If cgroup writeback is in use, inodes can be scheduled for
asynchronous wb switching. Before 5ff8eaac1636 ("writeback: keep
superblock pinned during cgroup writeback association switches"), this
could race with umount leading to super_block being destroyed while
inodes are pinned for wb switching. 5ff8eaac1636 fixed it by bumping
s_active while wb switches are in flight; however, this allowed
in-flight wb switches to make umounts asynchronous when the userland
expected synchronosity - e.g. fsck immediately following umount may
fail because the device is still busy.
This patch removes the problematic super_block pinning and instead
makes generic_shutdown_super() flush in-flight wb switches. wb
switches are now executed on a dedicated isw_wq so that they can be
flushed and isw_nr_in_flight keeps track of the number of in-flight wb
switches so that flushing can be avoided in most cases.
v2: Move cgroup_writeback_umount() further below and add MS_ACTIVE
check in inode_switch_wbs() as Jan an Al suggested.
Signed-off-by: Tejun Heo <tj@kernel.org>
Reported-by: Tahsin Erdogan <tahsin@google.com>
Cc: Jan Kara <jack@suse.cz>
Cc: Al Viro <viro@ZenIV.linux.org.uk>
Link: http://lkml.kernel.org/g/CAAeU0aNCq7LGODvVGRU-oU_o-6enii5ey0p1c26D1ZzYwkDc5A@mail.gmail.com
Fixes: 5ff8eaac1636 ("writeback: keep superblock pinned during cgroup writeback association switches")
Reviewed-by: Jan Kara <jack@suse.cz>
Tested-by: Tahsin Erdogan <tahsin@google.com>
Signed-off-by: Jens Axboe <axboe@fb.com>
Signed-off-by: Greg Kroah-Hartman <gregkh@linuxfoundation.org>
---
fs/fs-writeback.c | 54 ++++++++++++++++++++++++++++++++++------------
fs/super.c | 1
include/linux/writeback.h | 5 ++++
3 files changed, 47 insertions(+), 13 deletions(-)
--- a/fs/fs-writeback.c
+++ b/fs/fs-writeback.c
@@ -223,6 +223,9 @@ static void wb_wait_for_completion(struc
#define WB_FRN_HIST_MAX_SLOTS (WB_FRN_HIST_THR_SLOTS / 2 + 1)

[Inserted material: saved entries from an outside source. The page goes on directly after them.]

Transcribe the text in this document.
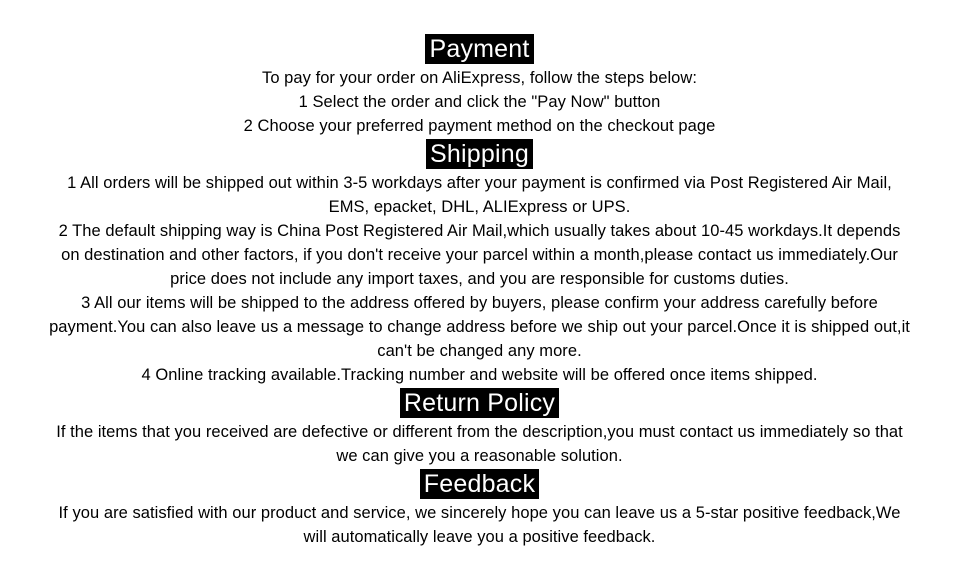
Payment

To pay for your order on AliExpress, follow the steps below:

1 Select the order and click the "Pay Now" button

2 Choose your preferred payment method on the checkout page

Shipping

1 All orders will be shipped out within 3-5 workdays after your payment is confirmed via Post Registered Air Mail,

EMS, epacket, DHL, ALIExpress or UPS.

2 The default shipping way is China Post Registered Air Mail,which usually takes about 10-45 workdays.It depends

on destination and other factors, if you don't receive your parcel within a month,please contact us immediately.Our

price does not include any import taxes, and you are responsible for customs duties.

3 All our items will be shipped to the address offered by buyers, please confirm your address carefully before

payment.You can also leave us a message to change address before we ship out your parcel.Once it is shipped out,it

can't be changed any more.

4 Online tracking available.Tracking number and website will be offered once items shipped.

Return Policy

If the items that you received are defective or different from the description,you must contact us immediately so that

we can give you a reasonable solution.

Feedback

If you are satisfied with our product and service, we sincerely hope you can leave us a 5-star positive feedback,We

will automatically leave you a positive feedback.
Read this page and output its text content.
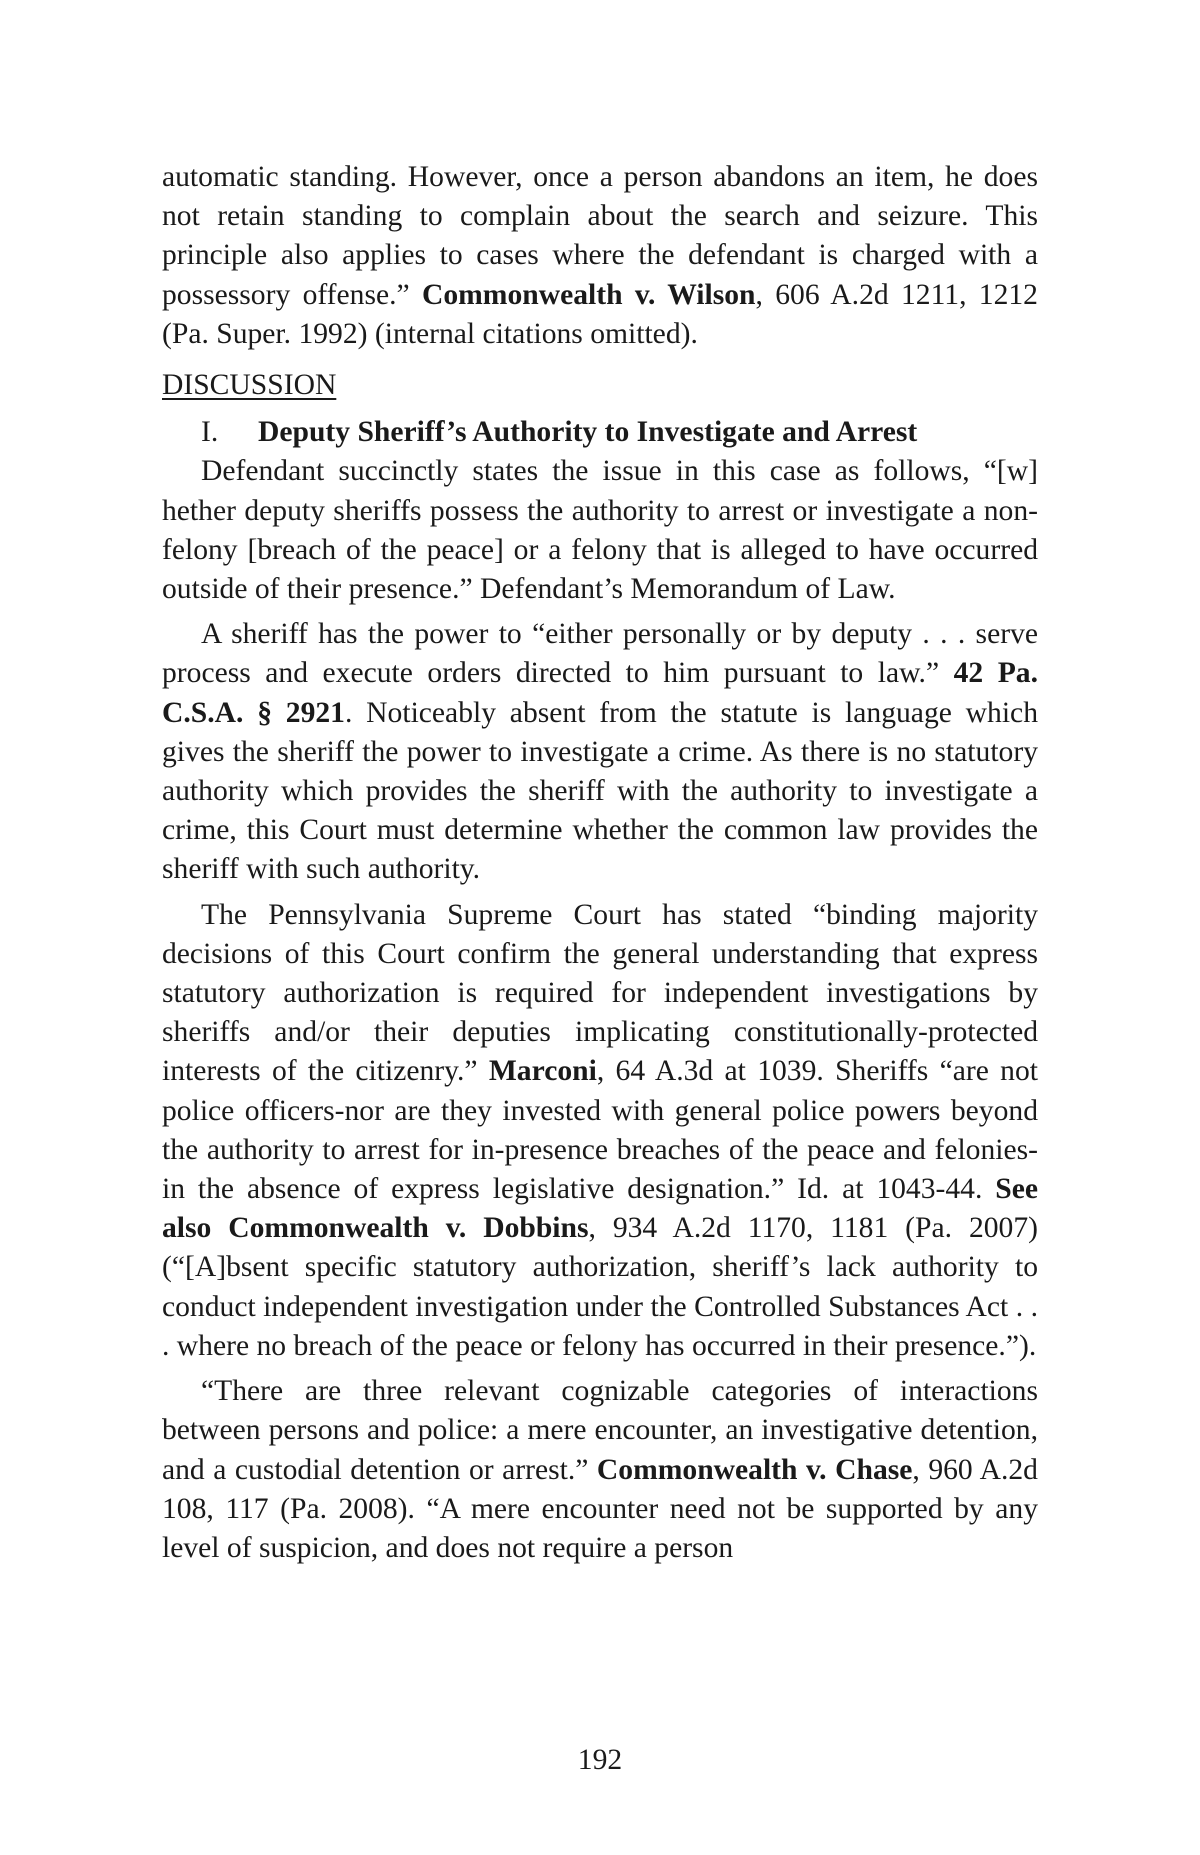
automatic standing. However, once a person abandons an item, he does not retain standing to complain about the search and seizure. This principle also applies to cases where the defendant is charged with a possessory offense.” Commonwealth v. Wilson, 606 A.2d 1211, 1212 (Pa. Super. 1992) (internal citations omitted).

DISCUSSION

I. Deputy Sheriff’s Authority to Investigate and Arrest

Defendant succinctly states the issue in this case as follows, “[w] hether deputy sheriffs possess the authority to arrest or investigate a non-felony [breach of the peace] or a felony that is alleged to have occurred outside of their presence.” Defendant’s Memorandum of Law.

A sheriff has the power to “either personally or by deputy . . . serve process and execute orders directed to him pursuant to law.” 42 Pa. C.S.A. § 2921. Noticeably absent from the statute is language which gives the sheriff the power to investigate a crime. As there is no statutory authority which provides the sheriff with the authority to investigate a crime, this Court must determine whether the common law provides the sheriff with such authority.

The Pennsylvania Supreme Court has stated “binding majority decisions of this Court confirm the general understanding that express statutory authorization is required for independent investigations by sheriffs and/or their deputies implicating constitutionally-protected interests of the citizenry.” Marconi, 64 A.3d at 1039. Sheriffs “are not police officers-nor are they invested with general police powers beyond the authority to arrest for in-presence breaches of the peace and felonies-in the absence of express legislative designation.” Id. at 1043-44. See also Commonwealth v. Dobbins, 934 A.2d 1170, 1181 (Pa. 2007) (“[A]bsent specific statutory authorization, sheriff’s lack authority to conduct independent investigation under the Controlled Substances Act . . . where no breach of the peace or felony has occurred in their presence.”).

“There are three relevant cognizable categories of interactions between persons and police: a mere encounter, an investigative detention, and a custodial detention or arrest.” Commonwealth v. Chase, 960 A.2d 108, 117 (Pa. 2008). “A mere encounter need not be supported by any level of suspicion, and does not require a person

192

/* one round can affect upto 5 slots */
+static atomic_t isw_nr_in_flight = ATOMIC_INIT(0);
+static struct workqueue_struct *isw_wq;
+
void __inode_attach_wb(struct inode *inode, struct page *page)
{
struct backing_dev_info *bdi = inode_to_bdi(inode);
@@ -317,7 +320,6 @@ static void inode_switch_wbs_work_fn(str
struct inode_switch_wbs_context *isw =
container_of(work, struct inode_switch_wbs_context, work);
struct inode *inode = isw->inode;
- struct super_block *sb = inode->i_sb;
struct address_space *mapping = inode->i_mapping;
struct bdi_writeback *old_wb = inode->i_wb;
struct bdi_writeback *new_wb = isw->new_wb;
@@ -424,8 +426,9 @@ skip_switch:
wb_put(new_wb);
iput(inode);
- deactivate_super(sb);
kfree(isw);
+
+ atomic_dec(&isw_nr_in_flight);
}
static void inode_switch_wbs_rcu_fn(struct rcu_head *rcu_head)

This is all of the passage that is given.